[V1][DP] More robust DP/EP dummy request coordination (#16277)

Signed-off-by: Nick Hill <nhill@redhat.com>
2025-04-22 19:12:15 -07:00
parent bc7c4d206b
commit 1e013fa388
4 changed files with 94 additions and 57 deletions
--- a/vllm/v1/engine/core.py
+++ b/vllm/v1/engine/core.py
@@ -325,7 +325,7 @@ class EngineCoreProc(EngineCore):

        self.step_fn = (self.step if self.batch_queue is None else
                        self.step_with_batch_queue)
-        self.global_unfinished_reqs = False
+        self.engines_running = False

        # Background Threads and Queues for IO. These enable us to
        # overlap ZMQ socket IO with GPU since they release the GIL,
@@ -410,8 +410,7 @@ class EngineCoreProc(EngineCore):
        """Exits when an engine step needs to be performed."""

        waited = False
-        while not self.global_unfinished_reqs and not (
-                self.scheduler.has_requests()):
+        while not self.engines_running and not (self.scheduler.has_requests()):
            if logger.isEnabledFor(DEBUG) and self.input_queue.empty():
                logger.debug("EngineCore waiting for work.")
                waited = True
@@ -419,10 +418,7 @@ class EngineCoreProc(EngineCore):
            self._handle_client_request(*req)

        if waited:
-            logger.debug(
-                "EngineCore loop active - local unfinished: %s, finished: %s.",
-                self.scheduler.has_unfinished_requests(),
-                self.scheduler.has_finished_requests())
+            logger.debug("EngineCore loop active.")

        # Handle any more client requests.
        while not self.input_queue.empty():
@@ -446,10 +442,6 @@ class EngineCoreProc(EngineCore):
            self.add_request(request)
        elif request_type == EngineCoreRequestType.ABORT:
            self.abort_requests(request)
-        elif request_type == EngineCoreRequestType.START_DP:
-            if not self.global_unfinished_reqs:
-                logger.debug("EngineCore starting idle loop.")
-                self.global_unfinished_reqs = True
        elif request_type == EngineCoreRequestType.UTILITY:
            call_id, method_name, args = request
            output = UtilityOutput(call_id)
@@ -548,9 +540,6 @@ class EngineCoreProc(EngineCore):
                socket.send_multipart(buffers, copy=False)

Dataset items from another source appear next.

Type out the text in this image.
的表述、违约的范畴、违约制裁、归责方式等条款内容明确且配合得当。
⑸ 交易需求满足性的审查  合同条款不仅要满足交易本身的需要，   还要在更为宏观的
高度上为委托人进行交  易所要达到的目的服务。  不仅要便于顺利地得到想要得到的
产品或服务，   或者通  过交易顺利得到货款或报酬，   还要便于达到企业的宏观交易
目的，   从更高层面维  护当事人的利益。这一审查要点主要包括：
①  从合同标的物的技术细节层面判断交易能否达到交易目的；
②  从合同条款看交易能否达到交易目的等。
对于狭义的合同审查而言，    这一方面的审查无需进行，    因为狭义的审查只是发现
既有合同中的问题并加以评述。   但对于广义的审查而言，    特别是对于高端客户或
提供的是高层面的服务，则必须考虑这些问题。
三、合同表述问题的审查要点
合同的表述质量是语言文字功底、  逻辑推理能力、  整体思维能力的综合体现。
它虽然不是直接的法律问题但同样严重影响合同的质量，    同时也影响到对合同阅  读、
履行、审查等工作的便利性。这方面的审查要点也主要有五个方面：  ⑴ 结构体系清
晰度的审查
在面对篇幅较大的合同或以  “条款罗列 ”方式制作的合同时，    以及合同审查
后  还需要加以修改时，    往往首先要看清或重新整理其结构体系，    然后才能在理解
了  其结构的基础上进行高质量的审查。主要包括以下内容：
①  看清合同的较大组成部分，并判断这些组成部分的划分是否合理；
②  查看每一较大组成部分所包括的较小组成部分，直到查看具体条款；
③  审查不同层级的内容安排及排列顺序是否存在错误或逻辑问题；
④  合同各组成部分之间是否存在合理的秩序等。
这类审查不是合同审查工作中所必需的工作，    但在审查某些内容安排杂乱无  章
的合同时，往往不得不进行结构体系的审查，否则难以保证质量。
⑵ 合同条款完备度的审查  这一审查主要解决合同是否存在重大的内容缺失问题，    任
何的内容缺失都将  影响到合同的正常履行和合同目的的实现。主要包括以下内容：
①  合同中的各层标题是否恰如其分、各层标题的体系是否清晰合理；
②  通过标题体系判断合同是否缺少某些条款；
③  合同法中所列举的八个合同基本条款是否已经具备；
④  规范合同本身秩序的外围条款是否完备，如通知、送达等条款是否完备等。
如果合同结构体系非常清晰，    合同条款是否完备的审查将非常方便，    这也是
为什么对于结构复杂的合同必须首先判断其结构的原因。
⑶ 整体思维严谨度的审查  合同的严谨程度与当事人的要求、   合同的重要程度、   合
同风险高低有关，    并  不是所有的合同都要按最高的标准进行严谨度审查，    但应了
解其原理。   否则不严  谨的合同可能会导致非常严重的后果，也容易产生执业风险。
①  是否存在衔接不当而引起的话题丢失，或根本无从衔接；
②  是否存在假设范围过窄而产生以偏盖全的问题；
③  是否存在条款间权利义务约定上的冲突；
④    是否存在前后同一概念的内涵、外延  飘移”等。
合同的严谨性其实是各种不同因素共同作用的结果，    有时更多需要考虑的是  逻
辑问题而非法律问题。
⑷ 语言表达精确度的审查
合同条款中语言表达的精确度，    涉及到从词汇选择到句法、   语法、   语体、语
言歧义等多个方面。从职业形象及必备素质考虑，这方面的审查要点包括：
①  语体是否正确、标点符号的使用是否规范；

-ENGINE_PAUSED_OUTPUTS = EngineCoreOutputs(engine_paused=True)
-
-
 class DPEngineCoreProc(EngineCoreProc):
    """ZMQ-wrapper for running EngineCore in background process
    in a data parallel context."""
@@ -587,7 +576,9 @@ class DPEngineCoreProc(EngineCoreProc):
                for i in range(local_dp_rank * tp_size, (local_dp_rank + 1) *
                               tp_size))

+        self.local_dp_rank = local_dp_rank
        self.dp_group = vllm_config.parallel_config.stateless_init_dp_group()
+        self.current_wave = 0

        # Initialize the engine after setting up environment.
        super().__init__(input_path, output_path, vllm_config, executor_class,
@@ -602,6 +593,31 @@ class DPEngineCoreProc(EngineCoreProc):
        if dp_group := getattr(self, "dp_group", None):
            stateless_destroy_torch_distributed_process_group(dp_group)

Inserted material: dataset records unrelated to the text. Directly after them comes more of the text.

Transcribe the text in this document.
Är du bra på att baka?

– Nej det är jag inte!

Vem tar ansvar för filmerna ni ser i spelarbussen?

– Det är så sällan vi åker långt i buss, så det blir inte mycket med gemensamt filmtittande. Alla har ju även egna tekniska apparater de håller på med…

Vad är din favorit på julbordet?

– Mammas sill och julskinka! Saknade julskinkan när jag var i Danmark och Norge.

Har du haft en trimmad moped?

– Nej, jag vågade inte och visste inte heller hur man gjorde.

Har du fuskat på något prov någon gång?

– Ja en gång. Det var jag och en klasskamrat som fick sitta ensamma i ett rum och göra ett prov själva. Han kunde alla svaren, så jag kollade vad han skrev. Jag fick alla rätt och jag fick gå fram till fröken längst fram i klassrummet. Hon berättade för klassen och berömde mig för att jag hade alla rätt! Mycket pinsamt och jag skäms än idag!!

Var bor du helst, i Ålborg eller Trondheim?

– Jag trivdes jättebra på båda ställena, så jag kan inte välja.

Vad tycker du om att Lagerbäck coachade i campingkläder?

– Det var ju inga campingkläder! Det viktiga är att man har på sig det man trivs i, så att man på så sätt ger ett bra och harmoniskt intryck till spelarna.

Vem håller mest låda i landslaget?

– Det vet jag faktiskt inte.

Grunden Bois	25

+    def add_request(self, request: EngineCoreRequest):
+        if request.current_wave != self.current_wave:
+            if request.current_wave > self.current_wave:
+                self.current_wave = request.current_wave
+            elif not self.engines_running:
+                # Request received for an already-completed wave, notify
+                # front-end that we need to start the next one.
+                self.output_queue.put_nowait(
+                    EngineCoreOutputs(start_wave=self.current_wave))
+
+        super().add_request(request)
+
+    def _handle_client_request(self, request_type: EngineCoreRequestType,
+                               request: Any) -> None:
+        if request_type == EngineCoreRequestType.START_DP_WAVE:
+            new_wave: int = request
+            if new_wave >= self.current_wave:
+                self.current_wave = new_wave
+                if not self.engines_running:
+                    logger.debug("EngineCore starting idle loop for wave %d.",
+                                 new_wave)
+                    self.engines_running = True
+        else:
+            super()._handle_client_request(request_type, request)
+
    def run_busy_loop(self):
        """Core busy loop of the EngineCore for data parallel case."""

@@ -628,7 +644,7 @@ class DPEngineCoreProc(EngineCoreProc):
                    # up-to-date state is returned in the engine outputs.
                    self._process_engine_step()

-                if not self.global_unfinished_reqs:
+                if not self.engines_running:
                    # All engines are idle.
                    continue

@@ -637,18 +653,23 @@ class DPEngineCoreProc(EngineCoreProc):
                self.execute_dummy_batch()

            # 3) All-reduce operation to determine global unfinished reqs.
-            self.global_unfinished_reqs = self._has_global_unfinished_reqs(
+            self.engines_running = self._has_global_unfinished_reqs(
                local_unfinished_reqs)

-            if not self.global_unfinished_reqs:
-                # Notify client that we are pausing the loop.
-                self.output_queue.put_nowait(ENGINE_PAUSED_OUTPUTS)
+            if not self.engines_running:
+                if self.local_dp_rank == 0:
+                    # Notify client that we are pausing the loop.
+                    logger.debug("Wave %d finished, pausing engine loop.",
+                                 self.current_wave)
+                    self.output_queue.put_nowait(
+                        EngineCoreOutputs(wave_complete=self.current_wave))
+                self.current_wave += 1

    def _has_global_unfinished_reqs(self, local_unfinished: bool) -> bool:

-        # Optimization - only perform finish-sync all-reduce every 16 steps.
+        # Optimization - only perform finish-sync all-reduce every 24 steps.
        self.counter += 1
-        if self.counter != 16:
+        if self.counter != 24:
            return True
        self.counter = 0